Palestinians should invest in a plan B even while negotiating
By Daoud Kuttab
May 23, 2013

One of the most important lessons any negotiator needs to know is that the ability to conduct effective negotiations requires one to have a credible alternative in case negotiations fails.

As US Secretary of State John Kerry begins a new round of talks in the region, Palestinian leaders’ need for a plan B has never been more necessary.

Any credible alternative to negotiations must by costly enough to the other side to make it prefer negotiations to the risk of the unknown.

Palestinian President Mahmoud Abbas’ leadership has made clear that violence is not an alternative, so that means that the only credible alternative has to be of the nonviolent kind. Although not enough effort has been invested in this area, the options in this regard are many.

Politically, Palestinians have always had a negative option. While the balance of forces might not help Palestinians meet their minimum needs, the refusal to meet and talk becomes an easy fallback position.

This negative power, of course, has its limits and like all alternative options weakens with time.

Another option open to the Palestinians is to work at regional level. The two Arab countries that have signed peace treaties with Israel possess powers that can prove useful to Palestinian negotiators if used properly and carefully.

Again, while the idea of withdrawing Arab ambassadors from Tel Aviv and suspending the peace treaties are powerful options, they may not be the best.

Neither Egypt nor Jordan are willing, at this time, to sacrifice the peace treaties they signed with Israel and the possible regional and international price that would come with rescinding them.

As much as they might support the Palestinian cause, these countries naturally look for their own interests before those of others.

This means that this political weapon can only be used as the very last option, and only when local turmoil and opposition make it necessary to use it.

Jordan last week chose this option in the face of Israel’s permission to radical Jewish elements to violate a long-standing agreement regarding the status quo of the Haram Al Sharif compound.

The unanimous decision by the Jordanian Parliament to demand the forced departure of the Israeli ambassador to Jordan has partially succeeded (he left voluntarily), but more importantly, the Israeli public has become aware of the cost of allowing radicals to ruin the sensitive arrangements on Al Aqsa Mosque.

Palestinians have three other fields to work on: international, Israeli and local.

At international level, Palestinians have the biggest chance to make some headway with the Europeans. The EU appears to be concerned with being repeatedly asked to follow the US lead, especially when the latter does not seem to have much will to put serious pressure on Israel.

But the EU this week announced that it would delay — for a short period — the requirement that products produced in settlements in Palestine not be labelled as made in Israel.

EU officials are said to have accepted this temporary delay to give US Secretary of State John Kerry a chance at making peace.

Unofficial international efforts like the boycott divestment and sanctions efforts (BDS) continue to win favour from many, including leading scientists and artists.

At Israeli level, the Palestinians shackled themselves by raising the bar of any cooperation with the Israeli peace movement by labelling anything to do with Israelis as a sign of normalisation.

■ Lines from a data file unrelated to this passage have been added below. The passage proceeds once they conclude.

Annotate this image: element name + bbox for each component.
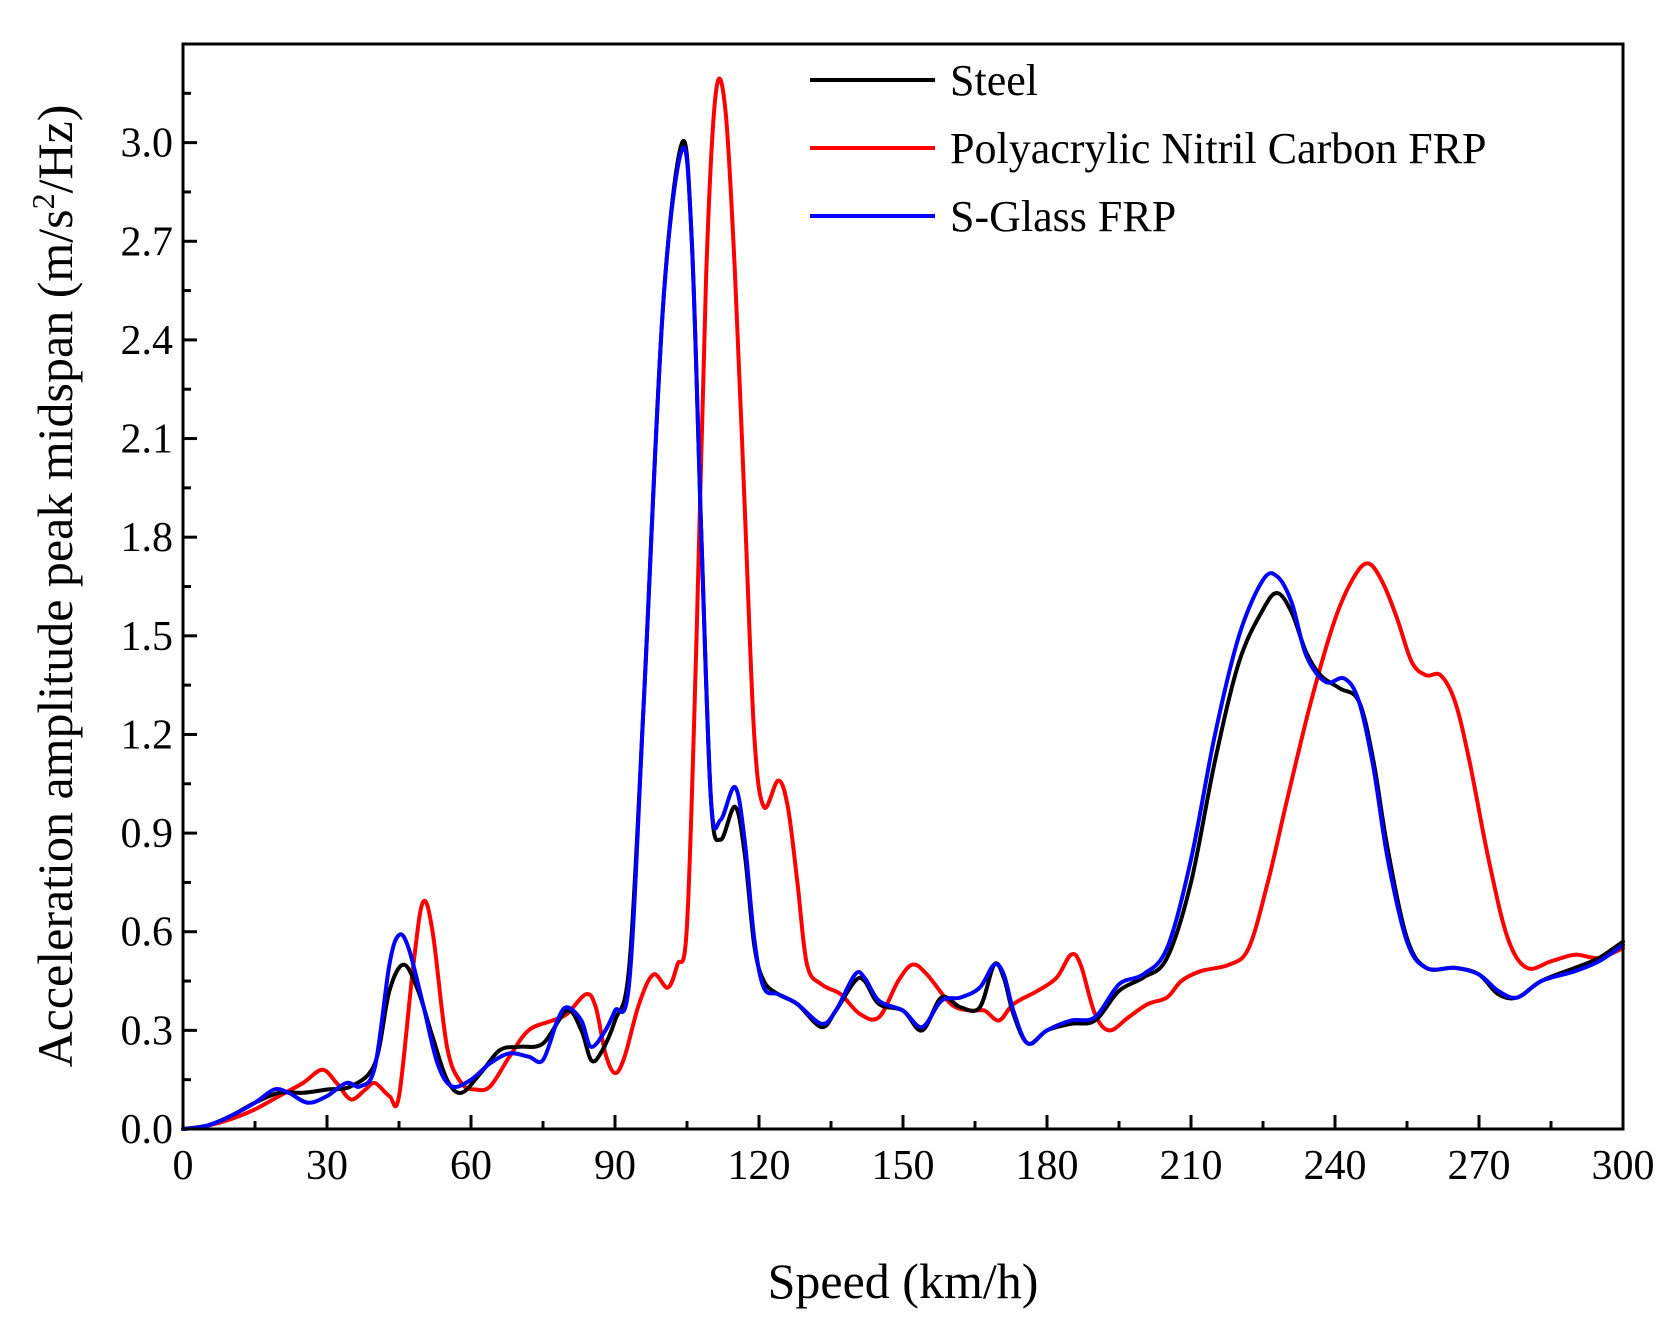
y-axis-title: Acceleration amplitude peak midspan (m/s… [25, 105, 83, 1068]
y-axis-title-superscript: 2 [25, 193, 61, 209]
x-tick-label: 150 [872, 1143, 935, 1189]
y-tick-label: 0.0 [121, 1107, 174, 1153]
x-tick-label: 300 [1592, 1143, 1655, 1189]
x-tick-label: 30 [306, 1143, 348, 1189]
y-tick-label: 2.1 [121, 417, 174, 463]
x-tick-label: 210 [1160, 1143, 1223, 1189]
y-tick-label: 0.3 [121, 1008, 174, 1054]
y-tick-label: 1.5 [121, 614, 174, 660]
legend-label-polyacrylic-nitril-carbon-frp: Polyacrylic Nitril Carbon FRP [950, 124, 1487, 173]
y-tick-label: 3.0 [121, 121, 174, 167]
legend-label-s-glass-frp: S-Glass FRP [950, 192, 1176, 241]
x-tick-label: 90 [594, 1143, 636, 1189]
legend: Steel Polyacrylic Nitril Carbon FRP S-Glas… [810, 56, 1487, 241]
tick-labels-layer: 0 30 60 90 120 150 180 210 240 270 300 0.0 0.3 0.6 0.9… [121, 121, 1655, 1189]
series-layer [181, 76, 1625, 1131]
x-tick-label: 60 [450, 1143, 492, 1189]
series-line-polyacrylic-nitril-carbon-frp [181, 76, 1625, 1131]
series-line-steel [181, 138, 1625, 1131]
x-axis-title: Speed (km/h) [768, 1253, 1039, 1309]
x-tick-label: 120 [728, 1143, 791, 1189]
y-axis-title-unit: /Hz) [27, 105, 83, 194]
y-tick-label: 0.9 [121, 811, 174, 857]
y-tick-label: 1.8 [121, 515, 174, 561]
ticks-layer [181, 91, 1625, 1131]
y-tick-label: 2.4 [121, 318, 174, 364]
y-tick-label: 0.6 [121, 910, 174, 956]
x-tick-label: 240 [1304, 1143, 1367, 1189]
legend-label-steel: Steel [950, 56, 1038, 105]
y-tick-label: 2.7 [121, 219, 174, 265]
series-line-s-glass-frp [181, 145, 1625, 1131]
x-tick-label: 270 [1448, 1143, 1511, 1189]
x-tick-label: 180 [1016, 1143, 1079, 1189]
y-axis-title-main: Acceleration amplitude peak midspan (m/s [27, 209, 83, 1067]
y-tick-label: 1.2 [121, 712, 174, 758]
x-tick-label: 0 [173, 1143, 194, 1189]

With the exception of a few Israelis who regularly join some of the anti-wall activities, there are very few attempts to change the public mood in Israel.

A group of Palestinians, including some leaders from the Fateh movement, like Radi Jirayyi, used the 65th anniversary of the Nakbeh to launch a new effort calling for a democratic movement in all of Palestine/Israel.

While this one-state option has been talked about abroad for years, this is the first time that credible Palestinian leaders have made a commitment to it. It remains to be seen if they are able to attract any serious Israeli voices.

This leaves the remaining plan B option, the need to work within occupied Palestine.

A popular non-violent resistance movement has been much talked about and received verbal support from Abbas and former prime minister Salam Fayyad, and has been supported by grassroots movements of all types. This movement, however, has not yet taken root and become strong enough to cause political change.

The spectre of the Intifada (especially the more violent second Intifada) prevents this option from becoming more widespread.

As Palestinian, Israeli and US leaders discuss this week the modalities of a possible return to peace talks, it is incumbent on all Palestinians to think seriously about the need to work on a long-term strategy that will make Israel pay a high price for keeping its occupation, and thus push it to be more forthcoming in the ensuing peace talks so that a just solution that is not simply based on the current balance of forces between both sides can be reached.